Because these are the first cases of PML associated with Gilenya in patients who had not been previously treated with an immunosuppressant drug, information about them will be added to the medication’s label.
The FDA is advising patients receiving Gilenya to consult their health care professionals if they experience symptoms of PML such as worsening weakness, motor problems in arms and legs, and changes in eyesight and thinking.
7. Gadolinium-based contrast agents (GBCAs) for magnetic resonance imaging (MRI)
The FDA announced in late July that it is investigating the risk of brain deposits following repeated use of GBCAs for MRI.
It warned that recent research has shown GBCA brain deposits linger long after the last administration, and it is unclear whether or not these deposits are harmful.
Pending the results of the FDA’s investigation, health care providers should consider limiting GBCA use to scenarios where the additional information provided by the contrast is clinically necessary.

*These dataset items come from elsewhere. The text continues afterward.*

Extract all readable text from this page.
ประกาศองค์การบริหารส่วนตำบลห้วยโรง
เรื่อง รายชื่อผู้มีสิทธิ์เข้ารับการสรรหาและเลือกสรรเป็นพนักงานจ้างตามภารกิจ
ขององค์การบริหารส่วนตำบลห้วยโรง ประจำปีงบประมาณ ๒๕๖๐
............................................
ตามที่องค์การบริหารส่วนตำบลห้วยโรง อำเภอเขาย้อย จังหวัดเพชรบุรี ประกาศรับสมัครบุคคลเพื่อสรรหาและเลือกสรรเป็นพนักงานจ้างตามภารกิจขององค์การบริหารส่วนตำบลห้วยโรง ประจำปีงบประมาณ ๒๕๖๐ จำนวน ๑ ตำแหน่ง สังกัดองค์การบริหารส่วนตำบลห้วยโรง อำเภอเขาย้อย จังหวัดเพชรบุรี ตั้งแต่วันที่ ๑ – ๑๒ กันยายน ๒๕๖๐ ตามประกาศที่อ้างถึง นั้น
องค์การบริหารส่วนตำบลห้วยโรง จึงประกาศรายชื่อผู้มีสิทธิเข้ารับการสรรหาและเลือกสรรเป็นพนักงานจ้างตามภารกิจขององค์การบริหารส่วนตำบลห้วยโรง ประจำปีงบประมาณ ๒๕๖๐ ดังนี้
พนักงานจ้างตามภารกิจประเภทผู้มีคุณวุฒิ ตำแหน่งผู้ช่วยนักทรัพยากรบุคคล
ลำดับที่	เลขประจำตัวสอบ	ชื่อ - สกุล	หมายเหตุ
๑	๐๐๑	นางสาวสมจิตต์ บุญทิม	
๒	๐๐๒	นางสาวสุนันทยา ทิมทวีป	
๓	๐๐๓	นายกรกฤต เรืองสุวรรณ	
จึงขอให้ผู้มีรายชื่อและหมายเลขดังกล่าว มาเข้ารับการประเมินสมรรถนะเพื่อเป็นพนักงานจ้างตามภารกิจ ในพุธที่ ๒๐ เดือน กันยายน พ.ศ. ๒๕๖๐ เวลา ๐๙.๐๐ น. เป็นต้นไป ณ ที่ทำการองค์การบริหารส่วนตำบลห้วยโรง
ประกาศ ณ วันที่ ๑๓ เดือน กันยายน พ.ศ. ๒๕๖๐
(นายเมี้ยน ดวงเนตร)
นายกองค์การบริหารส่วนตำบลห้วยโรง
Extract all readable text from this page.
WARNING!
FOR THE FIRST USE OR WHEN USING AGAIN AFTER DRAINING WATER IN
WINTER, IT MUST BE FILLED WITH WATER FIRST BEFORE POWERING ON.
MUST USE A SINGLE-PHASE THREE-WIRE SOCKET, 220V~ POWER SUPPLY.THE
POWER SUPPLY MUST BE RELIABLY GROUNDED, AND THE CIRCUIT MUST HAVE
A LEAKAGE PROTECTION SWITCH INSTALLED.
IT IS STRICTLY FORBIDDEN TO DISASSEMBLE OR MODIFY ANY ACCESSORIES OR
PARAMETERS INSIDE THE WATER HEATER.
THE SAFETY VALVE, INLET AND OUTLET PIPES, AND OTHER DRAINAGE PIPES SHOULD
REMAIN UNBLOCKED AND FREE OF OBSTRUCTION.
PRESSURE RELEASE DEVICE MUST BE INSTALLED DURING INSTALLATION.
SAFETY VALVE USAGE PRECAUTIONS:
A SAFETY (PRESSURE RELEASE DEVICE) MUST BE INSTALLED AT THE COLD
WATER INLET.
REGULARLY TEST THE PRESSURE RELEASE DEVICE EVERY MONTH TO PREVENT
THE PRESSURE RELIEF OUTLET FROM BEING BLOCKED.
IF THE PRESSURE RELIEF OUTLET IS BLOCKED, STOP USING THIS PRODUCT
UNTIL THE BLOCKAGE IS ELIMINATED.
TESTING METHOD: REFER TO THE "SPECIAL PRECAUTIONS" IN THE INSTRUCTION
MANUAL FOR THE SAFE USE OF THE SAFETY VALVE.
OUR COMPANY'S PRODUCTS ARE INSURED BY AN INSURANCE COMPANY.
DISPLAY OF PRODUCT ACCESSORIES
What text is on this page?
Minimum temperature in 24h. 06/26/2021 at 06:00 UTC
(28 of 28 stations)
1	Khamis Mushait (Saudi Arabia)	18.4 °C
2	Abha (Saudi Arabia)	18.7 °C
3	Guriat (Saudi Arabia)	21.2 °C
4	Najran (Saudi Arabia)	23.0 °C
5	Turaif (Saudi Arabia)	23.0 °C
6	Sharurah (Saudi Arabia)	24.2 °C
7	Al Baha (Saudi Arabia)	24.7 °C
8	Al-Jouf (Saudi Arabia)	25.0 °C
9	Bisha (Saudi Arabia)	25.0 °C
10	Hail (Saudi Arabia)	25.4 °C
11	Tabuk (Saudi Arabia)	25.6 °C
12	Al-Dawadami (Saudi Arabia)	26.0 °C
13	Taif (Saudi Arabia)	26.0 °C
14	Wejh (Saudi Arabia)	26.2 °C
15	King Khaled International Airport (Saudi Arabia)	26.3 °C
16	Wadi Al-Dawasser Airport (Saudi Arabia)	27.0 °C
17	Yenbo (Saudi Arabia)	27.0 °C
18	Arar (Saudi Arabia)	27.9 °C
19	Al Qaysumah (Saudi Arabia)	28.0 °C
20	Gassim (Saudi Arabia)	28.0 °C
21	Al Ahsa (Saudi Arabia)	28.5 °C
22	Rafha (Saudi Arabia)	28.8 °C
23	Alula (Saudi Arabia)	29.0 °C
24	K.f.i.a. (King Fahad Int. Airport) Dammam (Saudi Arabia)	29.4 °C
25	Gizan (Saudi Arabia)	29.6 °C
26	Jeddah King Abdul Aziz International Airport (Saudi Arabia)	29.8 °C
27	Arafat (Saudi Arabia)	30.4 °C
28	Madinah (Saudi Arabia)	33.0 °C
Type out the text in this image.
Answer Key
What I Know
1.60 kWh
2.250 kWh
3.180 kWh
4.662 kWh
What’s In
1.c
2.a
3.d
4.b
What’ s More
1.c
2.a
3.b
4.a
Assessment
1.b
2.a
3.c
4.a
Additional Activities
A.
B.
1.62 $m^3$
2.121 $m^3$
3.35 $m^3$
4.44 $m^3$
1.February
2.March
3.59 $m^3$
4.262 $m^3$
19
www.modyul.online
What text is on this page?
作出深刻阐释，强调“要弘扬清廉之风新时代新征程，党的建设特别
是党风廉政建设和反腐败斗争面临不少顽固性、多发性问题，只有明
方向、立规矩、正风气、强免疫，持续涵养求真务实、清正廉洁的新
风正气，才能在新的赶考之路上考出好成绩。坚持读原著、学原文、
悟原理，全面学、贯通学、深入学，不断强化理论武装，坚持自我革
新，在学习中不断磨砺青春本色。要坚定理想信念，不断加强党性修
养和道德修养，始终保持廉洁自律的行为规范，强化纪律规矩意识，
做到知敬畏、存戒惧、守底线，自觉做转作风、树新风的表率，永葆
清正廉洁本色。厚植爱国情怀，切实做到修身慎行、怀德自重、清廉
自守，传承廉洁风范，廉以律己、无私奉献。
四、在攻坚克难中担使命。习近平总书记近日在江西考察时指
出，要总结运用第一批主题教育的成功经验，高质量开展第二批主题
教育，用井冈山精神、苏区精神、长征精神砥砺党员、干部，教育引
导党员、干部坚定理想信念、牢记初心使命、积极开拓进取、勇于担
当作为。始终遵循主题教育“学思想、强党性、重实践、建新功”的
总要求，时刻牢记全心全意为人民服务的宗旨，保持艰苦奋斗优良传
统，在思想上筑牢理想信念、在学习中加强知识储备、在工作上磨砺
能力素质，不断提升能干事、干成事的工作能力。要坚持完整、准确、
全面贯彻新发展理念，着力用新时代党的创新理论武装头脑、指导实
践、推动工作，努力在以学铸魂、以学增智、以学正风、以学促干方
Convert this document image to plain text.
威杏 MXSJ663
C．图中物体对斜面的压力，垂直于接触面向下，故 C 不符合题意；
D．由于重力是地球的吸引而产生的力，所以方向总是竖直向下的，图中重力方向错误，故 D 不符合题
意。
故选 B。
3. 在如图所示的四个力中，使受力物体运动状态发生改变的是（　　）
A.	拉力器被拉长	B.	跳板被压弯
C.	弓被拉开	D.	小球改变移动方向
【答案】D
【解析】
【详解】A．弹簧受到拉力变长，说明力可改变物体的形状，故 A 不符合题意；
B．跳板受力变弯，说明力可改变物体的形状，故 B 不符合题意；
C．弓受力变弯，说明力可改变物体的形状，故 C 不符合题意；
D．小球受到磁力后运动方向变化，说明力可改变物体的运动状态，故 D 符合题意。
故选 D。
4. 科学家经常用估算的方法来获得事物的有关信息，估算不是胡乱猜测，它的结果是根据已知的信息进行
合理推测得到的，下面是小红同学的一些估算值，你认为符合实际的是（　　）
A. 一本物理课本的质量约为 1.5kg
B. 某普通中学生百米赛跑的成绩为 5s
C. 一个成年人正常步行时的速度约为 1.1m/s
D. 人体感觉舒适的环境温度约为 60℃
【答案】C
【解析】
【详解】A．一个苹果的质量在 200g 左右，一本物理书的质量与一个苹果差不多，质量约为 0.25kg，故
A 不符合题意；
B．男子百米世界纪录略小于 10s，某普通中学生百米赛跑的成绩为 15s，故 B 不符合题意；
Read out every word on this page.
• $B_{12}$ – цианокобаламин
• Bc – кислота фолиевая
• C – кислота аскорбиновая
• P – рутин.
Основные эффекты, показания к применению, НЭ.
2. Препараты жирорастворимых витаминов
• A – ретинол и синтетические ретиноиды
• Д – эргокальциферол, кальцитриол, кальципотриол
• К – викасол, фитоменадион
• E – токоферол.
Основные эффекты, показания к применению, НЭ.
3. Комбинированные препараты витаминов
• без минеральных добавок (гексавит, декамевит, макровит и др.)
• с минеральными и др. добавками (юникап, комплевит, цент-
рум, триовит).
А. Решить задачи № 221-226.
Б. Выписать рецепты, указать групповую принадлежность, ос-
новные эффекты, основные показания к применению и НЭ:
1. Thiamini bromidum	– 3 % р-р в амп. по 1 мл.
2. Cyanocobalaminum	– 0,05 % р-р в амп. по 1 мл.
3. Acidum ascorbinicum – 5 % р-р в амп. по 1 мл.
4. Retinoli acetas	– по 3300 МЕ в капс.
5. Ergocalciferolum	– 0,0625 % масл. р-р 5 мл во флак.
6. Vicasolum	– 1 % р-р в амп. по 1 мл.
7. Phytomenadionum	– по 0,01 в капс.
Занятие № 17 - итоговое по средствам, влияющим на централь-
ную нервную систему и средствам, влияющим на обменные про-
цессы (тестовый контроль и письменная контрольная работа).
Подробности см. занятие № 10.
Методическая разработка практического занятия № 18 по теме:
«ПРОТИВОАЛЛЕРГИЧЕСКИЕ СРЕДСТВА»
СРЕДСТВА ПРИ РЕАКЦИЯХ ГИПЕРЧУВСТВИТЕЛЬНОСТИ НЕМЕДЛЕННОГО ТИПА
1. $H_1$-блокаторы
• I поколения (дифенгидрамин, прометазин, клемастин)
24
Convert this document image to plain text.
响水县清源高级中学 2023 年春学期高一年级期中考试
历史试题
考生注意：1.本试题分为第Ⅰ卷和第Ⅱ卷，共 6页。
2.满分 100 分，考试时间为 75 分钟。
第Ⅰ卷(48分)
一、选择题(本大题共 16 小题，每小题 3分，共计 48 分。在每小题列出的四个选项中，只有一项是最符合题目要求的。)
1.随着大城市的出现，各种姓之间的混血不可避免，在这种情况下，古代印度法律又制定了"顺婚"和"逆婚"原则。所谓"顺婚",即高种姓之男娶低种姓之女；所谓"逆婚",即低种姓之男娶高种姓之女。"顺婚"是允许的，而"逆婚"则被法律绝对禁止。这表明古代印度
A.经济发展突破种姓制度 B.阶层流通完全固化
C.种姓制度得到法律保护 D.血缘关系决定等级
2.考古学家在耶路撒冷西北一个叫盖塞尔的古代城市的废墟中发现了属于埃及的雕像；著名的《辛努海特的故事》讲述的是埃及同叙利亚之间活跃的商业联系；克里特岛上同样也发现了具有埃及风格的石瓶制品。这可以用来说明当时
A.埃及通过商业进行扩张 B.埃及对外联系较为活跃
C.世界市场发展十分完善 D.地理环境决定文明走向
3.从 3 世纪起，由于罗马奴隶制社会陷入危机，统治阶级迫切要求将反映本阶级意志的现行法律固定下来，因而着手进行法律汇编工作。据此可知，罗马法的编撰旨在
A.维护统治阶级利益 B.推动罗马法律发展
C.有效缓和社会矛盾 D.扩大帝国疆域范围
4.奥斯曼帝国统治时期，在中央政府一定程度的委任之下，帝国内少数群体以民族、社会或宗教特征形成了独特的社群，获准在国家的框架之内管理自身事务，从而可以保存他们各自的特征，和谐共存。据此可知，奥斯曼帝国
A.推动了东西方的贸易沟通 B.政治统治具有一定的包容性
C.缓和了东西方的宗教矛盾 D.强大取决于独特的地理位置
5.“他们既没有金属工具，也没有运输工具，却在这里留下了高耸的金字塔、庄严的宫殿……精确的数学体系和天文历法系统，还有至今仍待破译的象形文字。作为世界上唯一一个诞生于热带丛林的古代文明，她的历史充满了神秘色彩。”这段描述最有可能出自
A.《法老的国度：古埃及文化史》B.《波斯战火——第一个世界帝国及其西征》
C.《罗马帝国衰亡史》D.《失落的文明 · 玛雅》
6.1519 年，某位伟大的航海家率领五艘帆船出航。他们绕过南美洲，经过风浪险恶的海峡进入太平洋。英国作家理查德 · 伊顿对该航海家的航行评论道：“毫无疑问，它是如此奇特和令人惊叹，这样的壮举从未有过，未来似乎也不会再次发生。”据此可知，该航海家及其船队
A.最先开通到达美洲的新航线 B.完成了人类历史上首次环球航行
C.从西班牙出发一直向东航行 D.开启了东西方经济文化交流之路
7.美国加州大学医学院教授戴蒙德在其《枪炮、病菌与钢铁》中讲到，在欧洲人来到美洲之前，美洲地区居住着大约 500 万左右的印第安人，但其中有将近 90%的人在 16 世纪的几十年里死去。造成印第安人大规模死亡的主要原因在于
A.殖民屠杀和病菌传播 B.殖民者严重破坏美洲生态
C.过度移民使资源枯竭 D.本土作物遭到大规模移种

Health-system pharmacists can learn more about GBCAs here.
8. Vortioxetine (Brintellix) and ticagrelor (Brilinta)
At the end of July, the FDA warned health care professionals and patients that name confusion between the antidepressant Brintellix and the blood thinner Brilinta have caused dispensing and prescribing errors.
Health care professionals can reduce the risk of brand name confusion by including the generic name—vortioxetine for Brintellix and ticagrelor for Brilinta—as well as the intended indication when prescribing these medications. Meanwhile, patients should check their prescriptions to ensure that the correct drug was dispensed.
Institute for Safe Medicine Practices (ISMP) president Michael Cohen, RPh, MS, ScD, DPS, FASHP, previously identified the Brintellix and Brilinta confusion as one of the most common name-related medication safety issues reported to ISMP last year.
“These are 2 medications with completely different purposes,” he noted.
9. Codeine-containing cough-and-cold medications
The FDA issued a drug safety communication in early July announcing that it is evaluating the potential risks of treating children with codeine-containing medications for cough and cold.
Pharmacists can play an important role in counseling patients and educating pediatricians and other health care professionals about the potential risks of codeine-containing medicines to treat cough and cold in children. Parents should be vigilant for signs of respiratory depression, including slow or shallow breathing, difficult or noisy breathing, confusion, or unusual sleepiness in their child.
If these symptoms present, parents should stop administering codeine and seek emergency medical attention. Pharmacists should recommend alternatives to codeine, especially in young patients with respiratory conditions such as asthma.
10. Methylphenidate transdermal system (Daytrana patch)
The FDA issued a safety alert about the ADHD medication Daytrana patch in late June over reports of permanent loss of skin color up to 8 inches in diameter.
Although it is not physically harmful, the condition is believed to be irreversible. In fact, no signs of reversibility have been seen in the 51 related chemical leukoderma cases reported to the FDA.
In most cases, the skin color loss was concentrated in the area where the patch was applied, but there have been some reports of the discoloration spreading to other parts of the body.
Health care professionals are encouraged to consider alternative treatments for patients experiencing this side effect.